Through these interactions, I was introduced and started reading The Tibetan Book of Living and Dying by Sogyal Rinpoche, Patrick D. Gaffney, and Andrew Harvey (thank you @StacieChevrier). I haven’t read much of the book yet, but so far it is chock full of valuable insights and memorable quotes. For example:

“Tibetan Buddhists believe that illnesses like cancer can be a warning, to remind us that we have been neglecting deep aspects of our being, such as our spiritual needs. If we take this warning seriously and change fundamentally the direction of our lives, there is a very real hope for healing not only our body, but our whole being.”

The quote implies that cancer could actually be a good thing. Similarly, in the past I’ve come across posts from other cancer survivors talking about the various ways they were actually “thankful” for getting cancer. I must admit, at the time I found such notions absolutely ludicrous. I certainly wasn’t thankful for having cancer. F@ck cancer!

However, I am starting to perhaps better understand and appreciate the nature of such remarks. For example, as stated in the quote above “…cancer can be a warning, to remind us that we have been neglecting deep aspects of our being.”

In the past, I was very skeptical of meditation, acupuncture, and other spiritual needs. Cancer opened my eyes to at least try new techniques, and now I am a believer and realize the void that they can fill.

By writing and publishing my memoir A Walk with Purpose along with my photography book Strength, Confidence & Beauty: A Collection of Female Portraits, I learned a lot about myself and my life’s journey. Tackling these activities were always in the back of my mind, but somehow there was never enough time to focus on them. Cancer provided both the motivation and a sense of urgency.

Left to right: Michael, Sheff, Brad (and, of course, Humphrey). Click to enlarge.

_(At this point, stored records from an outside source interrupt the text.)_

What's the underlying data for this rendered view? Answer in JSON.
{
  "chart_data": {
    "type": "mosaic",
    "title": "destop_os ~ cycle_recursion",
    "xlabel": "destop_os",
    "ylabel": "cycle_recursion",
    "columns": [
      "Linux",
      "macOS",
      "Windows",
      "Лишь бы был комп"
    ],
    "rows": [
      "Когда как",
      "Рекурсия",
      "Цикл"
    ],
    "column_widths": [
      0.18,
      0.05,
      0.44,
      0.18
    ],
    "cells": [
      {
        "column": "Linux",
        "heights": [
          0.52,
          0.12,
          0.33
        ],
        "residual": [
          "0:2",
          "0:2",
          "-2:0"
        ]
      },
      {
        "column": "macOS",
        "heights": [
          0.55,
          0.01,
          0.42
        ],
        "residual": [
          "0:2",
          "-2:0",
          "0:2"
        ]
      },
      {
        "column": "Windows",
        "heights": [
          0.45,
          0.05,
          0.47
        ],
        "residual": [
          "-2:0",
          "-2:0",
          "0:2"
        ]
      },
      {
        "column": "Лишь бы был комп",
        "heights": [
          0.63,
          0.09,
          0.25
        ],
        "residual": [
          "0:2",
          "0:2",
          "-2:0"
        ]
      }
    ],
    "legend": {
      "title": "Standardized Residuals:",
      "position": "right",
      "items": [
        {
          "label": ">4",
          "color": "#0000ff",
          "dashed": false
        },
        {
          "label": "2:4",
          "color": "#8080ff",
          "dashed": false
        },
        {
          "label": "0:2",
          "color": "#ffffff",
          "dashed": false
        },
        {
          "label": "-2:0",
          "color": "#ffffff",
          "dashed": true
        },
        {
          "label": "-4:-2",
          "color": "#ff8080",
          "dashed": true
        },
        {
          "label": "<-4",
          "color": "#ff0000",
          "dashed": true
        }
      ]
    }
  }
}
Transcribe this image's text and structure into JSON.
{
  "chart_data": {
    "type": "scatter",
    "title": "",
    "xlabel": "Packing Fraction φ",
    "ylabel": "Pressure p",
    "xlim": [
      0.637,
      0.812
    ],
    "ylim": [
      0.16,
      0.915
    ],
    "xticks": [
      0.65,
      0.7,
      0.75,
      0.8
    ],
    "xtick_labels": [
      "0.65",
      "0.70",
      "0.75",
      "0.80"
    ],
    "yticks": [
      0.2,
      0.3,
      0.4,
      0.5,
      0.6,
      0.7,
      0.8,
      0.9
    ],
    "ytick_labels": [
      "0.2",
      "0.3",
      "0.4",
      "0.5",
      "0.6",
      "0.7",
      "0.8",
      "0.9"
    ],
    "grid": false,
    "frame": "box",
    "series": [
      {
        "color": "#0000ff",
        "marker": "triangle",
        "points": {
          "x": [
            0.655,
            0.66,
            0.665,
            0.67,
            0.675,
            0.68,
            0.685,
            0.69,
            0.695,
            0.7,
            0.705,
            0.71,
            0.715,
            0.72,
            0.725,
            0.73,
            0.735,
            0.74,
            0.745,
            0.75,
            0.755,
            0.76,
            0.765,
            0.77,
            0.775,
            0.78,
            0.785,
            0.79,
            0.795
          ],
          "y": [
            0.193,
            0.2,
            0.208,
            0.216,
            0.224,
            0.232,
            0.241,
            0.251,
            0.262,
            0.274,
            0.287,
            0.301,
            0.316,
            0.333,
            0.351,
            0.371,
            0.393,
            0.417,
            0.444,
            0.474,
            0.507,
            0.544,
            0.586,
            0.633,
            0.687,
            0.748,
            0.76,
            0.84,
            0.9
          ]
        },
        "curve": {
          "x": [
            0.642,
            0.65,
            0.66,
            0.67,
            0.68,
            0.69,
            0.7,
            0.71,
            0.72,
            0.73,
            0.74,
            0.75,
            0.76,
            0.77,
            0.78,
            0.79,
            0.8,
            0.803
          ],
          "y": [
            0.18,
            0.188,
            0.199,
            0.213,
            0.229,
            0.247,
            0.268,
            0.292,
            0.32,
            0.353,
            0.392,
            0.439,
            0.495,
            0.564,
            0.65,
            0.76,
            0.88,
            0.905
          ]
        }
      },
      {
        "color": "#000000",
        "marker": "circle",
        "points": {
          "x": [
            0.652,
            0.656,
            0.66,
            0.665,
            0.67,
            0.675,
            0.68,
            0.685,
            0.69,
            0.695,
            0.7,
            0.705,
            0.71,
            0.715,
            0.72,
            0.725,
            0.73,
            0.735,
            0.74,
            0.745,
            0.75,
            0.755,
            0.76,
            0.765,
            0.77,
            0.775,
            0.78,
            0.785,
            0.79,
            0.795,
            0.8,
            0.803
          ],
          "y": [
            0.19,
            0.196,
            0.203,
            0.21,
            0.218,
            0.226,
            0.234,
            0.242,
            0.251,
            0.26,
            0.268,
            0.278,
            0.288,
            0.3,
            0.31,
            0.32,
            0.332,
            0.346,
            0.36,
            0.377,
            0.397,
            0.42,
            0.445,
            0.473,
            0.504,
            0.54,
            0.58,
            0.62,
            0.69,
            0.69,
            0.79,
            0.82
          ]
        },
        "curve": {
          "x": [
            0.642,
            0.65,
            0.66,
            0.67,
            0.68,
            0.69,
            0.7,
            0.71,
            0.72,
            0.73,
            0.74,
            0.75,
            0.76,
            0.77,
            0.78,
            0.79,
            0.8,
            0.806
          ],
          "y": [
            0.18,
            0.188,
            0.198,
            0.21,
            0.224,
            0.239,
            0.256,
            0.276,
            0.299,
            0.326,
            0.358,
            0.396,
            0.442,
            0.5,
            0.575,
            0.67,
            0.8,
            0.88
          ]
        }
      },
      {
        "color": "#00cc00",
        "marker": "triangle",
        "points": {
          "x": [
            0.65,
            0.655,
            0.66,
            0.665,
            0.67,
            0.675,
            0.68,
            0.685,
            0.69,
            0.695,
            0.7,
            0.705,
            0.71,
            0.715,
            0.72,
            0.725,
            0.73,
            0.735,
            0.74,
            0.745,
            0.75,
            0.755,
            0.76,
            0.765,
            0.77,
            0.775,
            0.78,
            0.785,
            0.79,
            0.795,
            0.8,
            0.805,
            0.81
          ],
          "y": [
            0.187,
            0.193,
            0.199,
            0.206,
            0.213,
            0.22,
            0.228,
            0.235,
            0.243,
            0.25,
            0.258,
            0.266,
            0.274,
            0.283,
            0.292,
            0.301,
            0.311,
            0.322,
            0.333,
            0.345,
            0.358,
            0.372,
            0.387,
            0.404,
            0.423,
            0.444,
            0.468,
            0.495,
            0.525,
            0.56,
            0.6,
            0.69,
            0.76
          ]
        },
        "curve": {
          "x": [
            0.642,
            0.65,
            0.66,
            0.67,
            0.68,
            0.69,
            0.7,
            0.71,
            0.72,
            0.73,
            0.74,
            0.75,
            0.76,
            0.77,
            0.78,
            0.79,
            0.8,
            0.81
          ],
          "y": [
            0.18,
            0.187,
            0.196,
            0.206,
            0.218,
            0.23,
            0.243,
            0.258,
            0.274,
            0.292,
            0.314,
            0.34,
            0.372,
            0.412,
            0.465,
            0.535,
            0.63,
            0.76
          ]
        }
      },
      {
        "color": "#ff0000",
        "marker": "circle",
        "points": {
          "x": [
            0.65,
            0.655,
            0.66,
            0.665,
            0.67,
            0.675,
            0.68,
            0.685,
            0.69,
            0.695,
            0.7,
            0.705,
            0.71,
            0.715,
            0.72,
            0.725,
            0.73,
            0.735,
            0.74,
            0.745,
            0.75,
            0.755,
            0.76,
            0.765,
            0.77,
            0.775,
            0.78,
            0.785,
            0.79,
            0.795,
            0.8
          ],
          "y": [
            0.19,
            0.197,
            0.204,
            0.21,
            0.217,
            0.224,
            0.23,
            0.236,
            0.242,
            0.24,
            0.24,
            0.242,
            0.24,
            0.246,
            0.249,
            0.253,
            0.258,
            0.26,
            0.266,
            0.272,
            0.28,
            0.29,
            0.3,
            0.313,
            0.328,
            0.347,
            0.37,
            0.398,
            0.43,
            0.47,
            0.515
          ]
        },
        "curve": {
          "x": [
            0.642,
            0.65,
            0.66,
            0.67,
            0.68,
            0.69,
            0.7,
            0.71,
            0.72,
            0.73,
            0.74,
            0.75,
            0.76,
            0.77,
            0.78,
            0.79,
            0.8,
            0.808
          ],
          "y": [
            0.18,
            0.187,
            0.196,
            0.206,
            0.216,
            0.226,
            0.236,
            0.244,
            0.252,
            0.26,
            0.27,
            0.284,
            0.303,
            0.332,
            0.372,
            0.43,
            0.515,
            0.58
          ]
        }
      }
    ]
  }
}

Through my cancer diagnosis, I also started connecting with amazing individuals and received overwhelming support from mere acquaintances to complete strangers. Just yesterday, a few of my Twitter buddies (@bradloncar and @SheffStation) made the long trip to rural Pennsylvania just to spend some quality time together. To be fair, it’s completely possible they just came to see our new adorable puppy Humphrey – but, hey, I’ll still take it. (In all seriousness, many thanks to Brad, Sheff, and others that have visited in recent weeks and months!)

I learned to “live in the moment,” appreciate the little things, and slow my life down a bit. Of course, some of this didn’t come by choice, but rather the diminished energy and fatigue of battling cancer.

Before cancer, I was wandering aimlessly with no real goal in life other than a desire for material wealth. Now, I am on a mission – to raise awareness of the human papillomavirus (HPV) and its link to six different cancers with the hope of getting more children vaccinated so they don’t suffer my same fate. I am someone with a deep motivation, a purpose in life, a definite direction, and an overpowering conviction that there will be a reward at the end of it all.

And so, I asked myself: “Am I thankful for getting cancer?” At this point, the fears and future uncertainties prevent me from answering with a resounding “yes.” But, I am warming up to the idea that cancer has changed me for the better, and for that – it is hard not to be thankful.